Jerome Powell said last Monday that the U.S. economy is clearly better able to withstand an oil shock now than it was in the 1970s. The U.S. is the world’s largest oil producer. But that didn’t stop Powell from making a sharper statement on inflation (see above) than he did in the press conference immediately following the Fed’s rate hike a few days earlier.

4. Stock Market

Wall Street’s three major indexes ended last week higher, with the Nasdaq and S&P 500 up 2% and 1.8%, respectively, and the Dow up 0.3%.

U.S. Treasury yields jumped on Friday; with benchmark 10-year bonds rising to near 3-year highs as the market grappled with high inflation and the fact that the Federal Reserve could easily trigger a downturn with a sharp tightening of monetary policy.

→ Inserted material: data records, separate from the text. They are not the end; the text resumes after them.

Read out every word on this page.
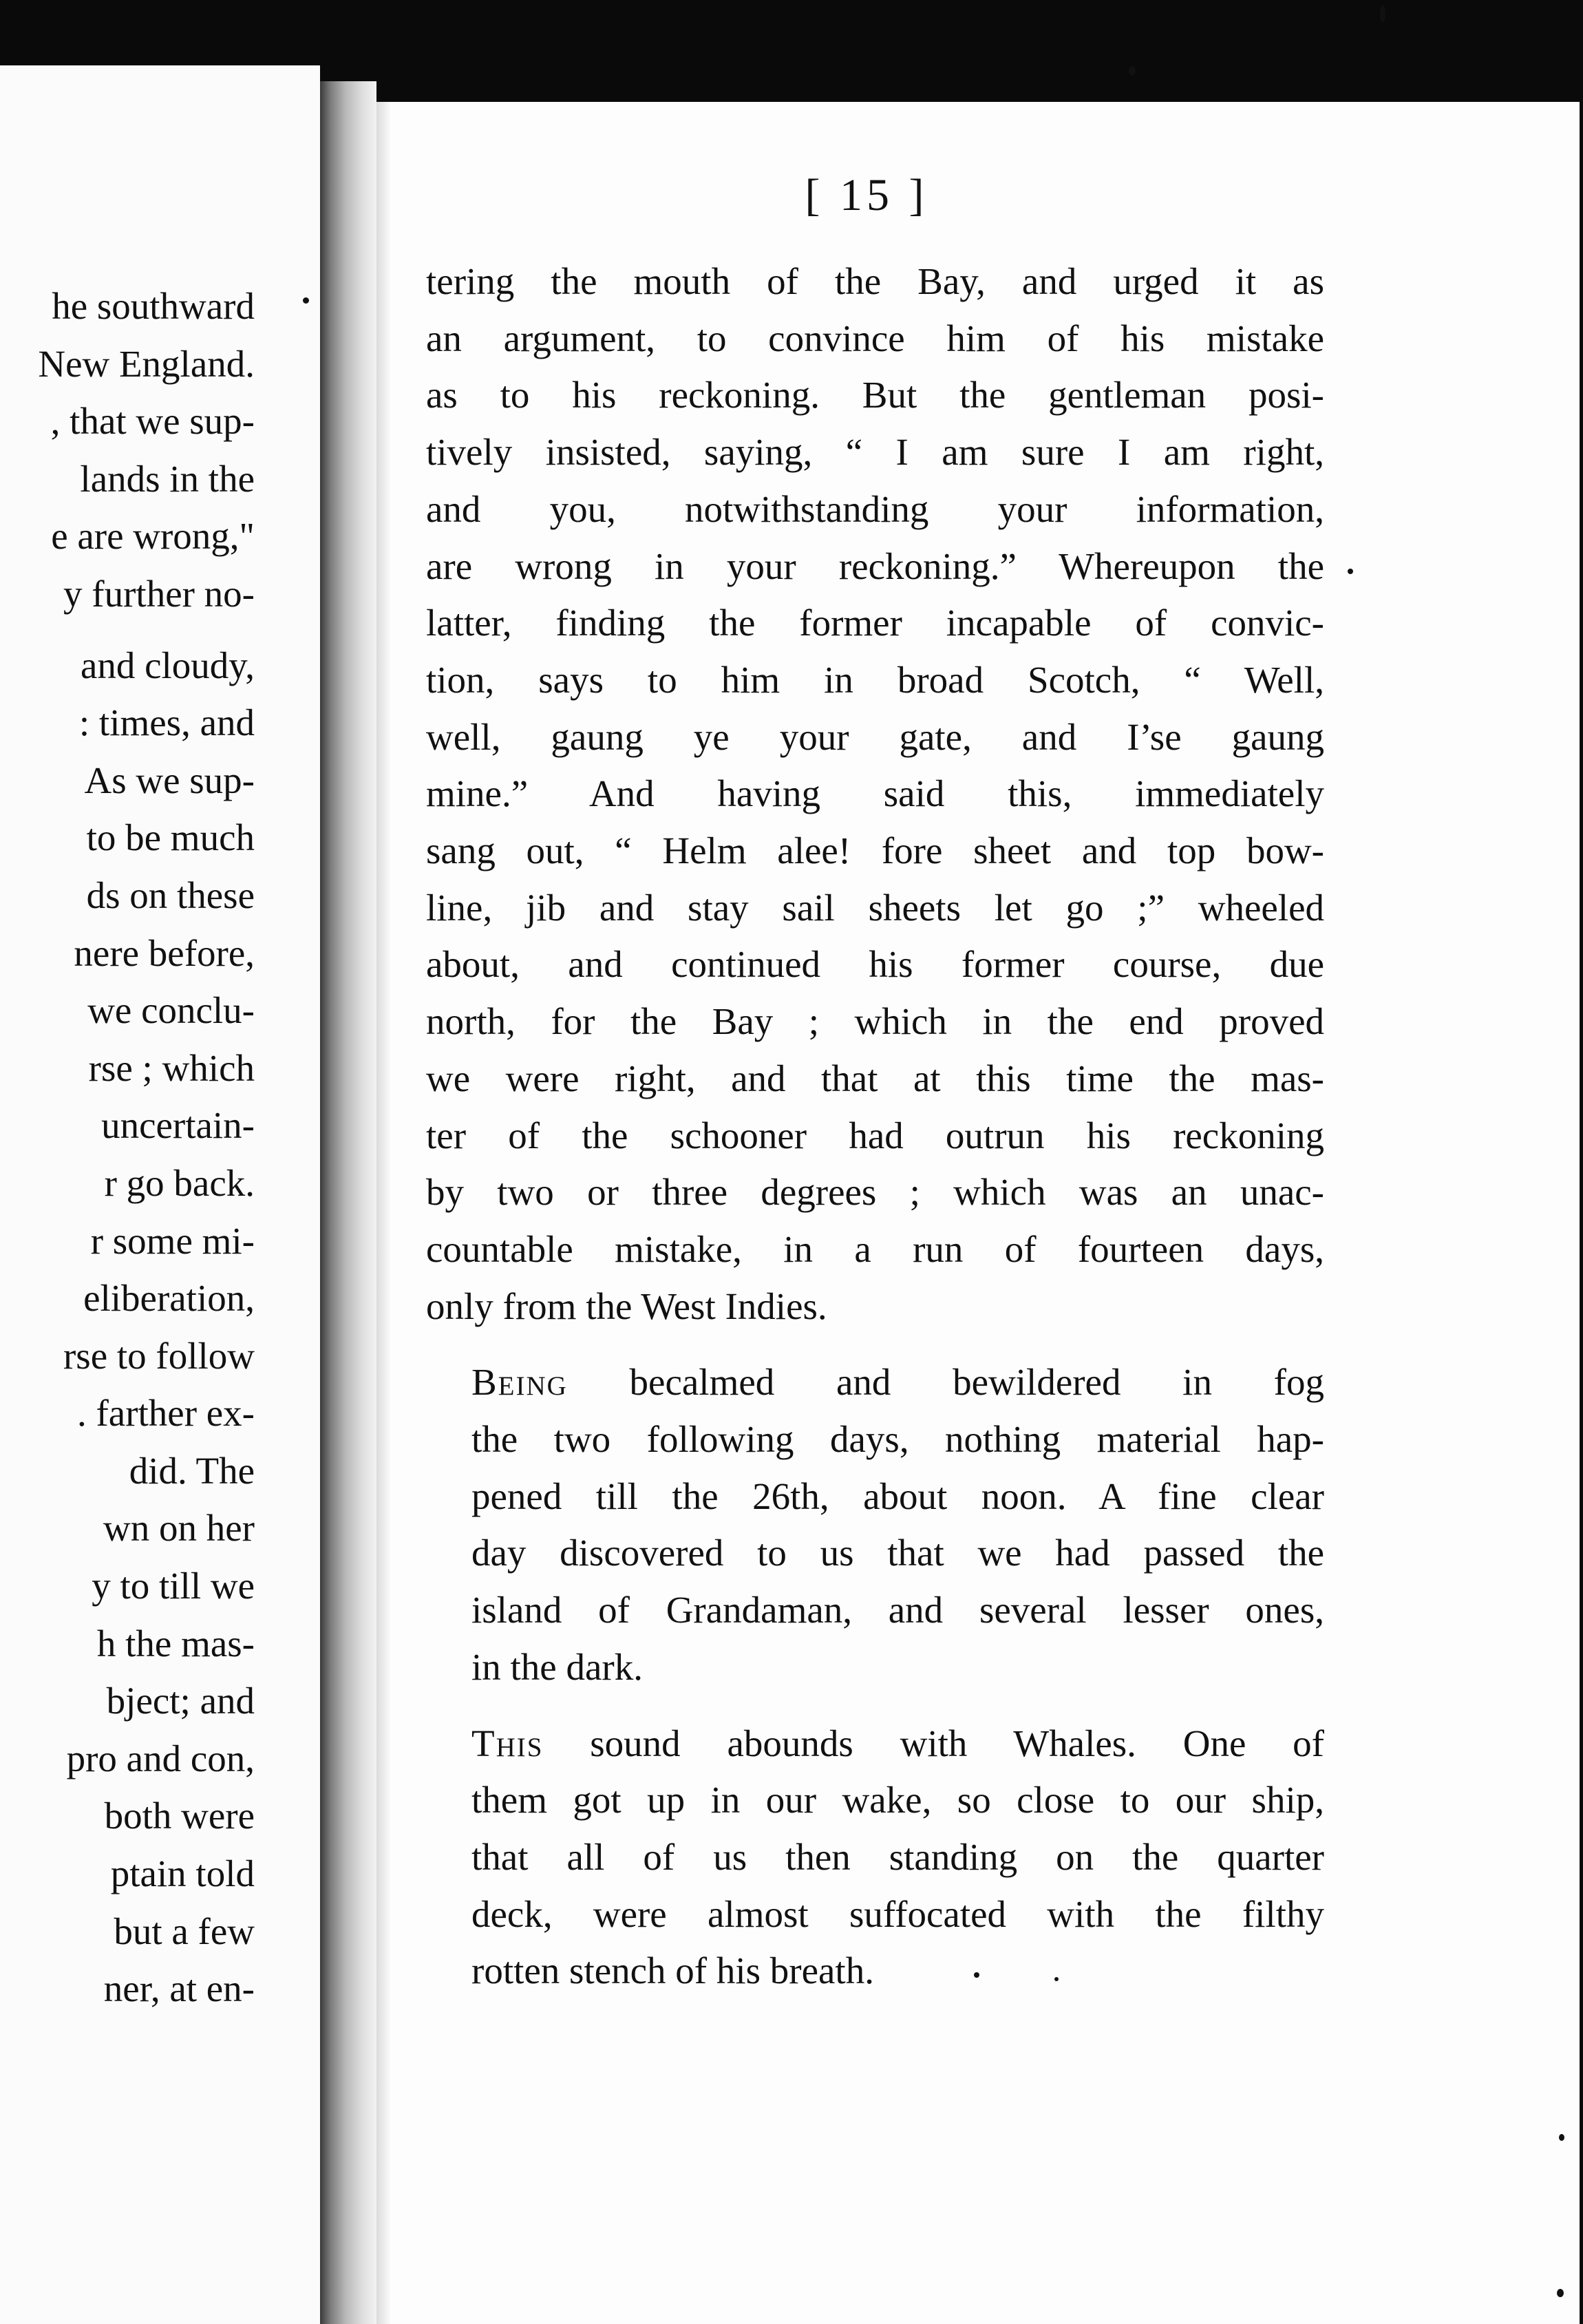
he southward
New England.
, that we sup-
lands in the
e are wrong,"
y further no-
and cloudy,
: times, and
As we sup-
to be much
ds on these
nere before,
we conclu-
rse ; which
uncertain-
r go back.
r some mi-
eliberation,
rse to follow
. farther ex-
did. The
wn on her
y to till we
h the mas-
bject; and
pro and con,
both were
ptain told
but a few
ner, at en-
[ 15 ]

tering the mouth of the Bay, and urged it as
an argument, to convince him of his mistake
as to his reckoning. But the gentleman posi-
tively insisted, saying, “ I am sure I am right,
and you, notwithstanding your information,
are wrong in your reckoning.” Whereupon the
latter, finding the former incapable of convic-
tion, says to him in broad Scotch, “ Well,
well, gaung ye your gate, and I’se gaung
mine.” And having said this, immediately
sang out, “ Helm alee! fore sheet and top bow-
line, jib and stay sail sheets let go ;” wheeled
about, and continued his former course, due
north, for the Bay ; which in the end proved
we were right, and that at this time the mas-
ter of the schooner had outrun his reckoning
by two or three degrees ; which was an unac-
countable mistake, in a run of fourteen days,
only from the West Indies.

Being becalmed and bewildered in fog
the two following days, nothing material hap-
pened till the 26th, about noon. A fine clear
day discovered to us that we had passed the
island of Grandaman, and several lesser ones,
in the dark.

This sound abounds with Whales. One of
them got up in our wake, so close to our ship,
that all of us then standing on the quarter
deck, were almost suffocated with the filthy
rotten stench of his breath.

“The stock market is evaluating the conditions for a rate hike,” Keith Buchanan, a portfolio manager at Globalt Investments in Atlanta, told Reuters in an interview.

That’s causing bank stocks to rise faster than the rest of the market at the same time “increasing pressure on riskier elements of the market,” such as growth stocks, he said.

5. Eurozone Inflation

The Eurozone will release inflation data on Friday, and economists expect the Consumer Price Index (CPI) to hit a new record high of 6.5% amid a surge in energy prices.

The European Central Bank has indicated that there is no rush to raise the interest rate, but given the 2% inflation target, it is not surprising that some officials are calling for one or two rate hikes this year.

A strong inflation figure would bolster their arguments. But bond markets are also suggesting a rate hike is just around the corner, as they have priced in 5 hikes of 10 basis points each by year-end.

German 2-year bond yields rose 30 basis points in March, the biggest monthly increase since 2011. After years of negative yields amid ECB bond purchases to stimulate inflation, it is fast approaching 0%.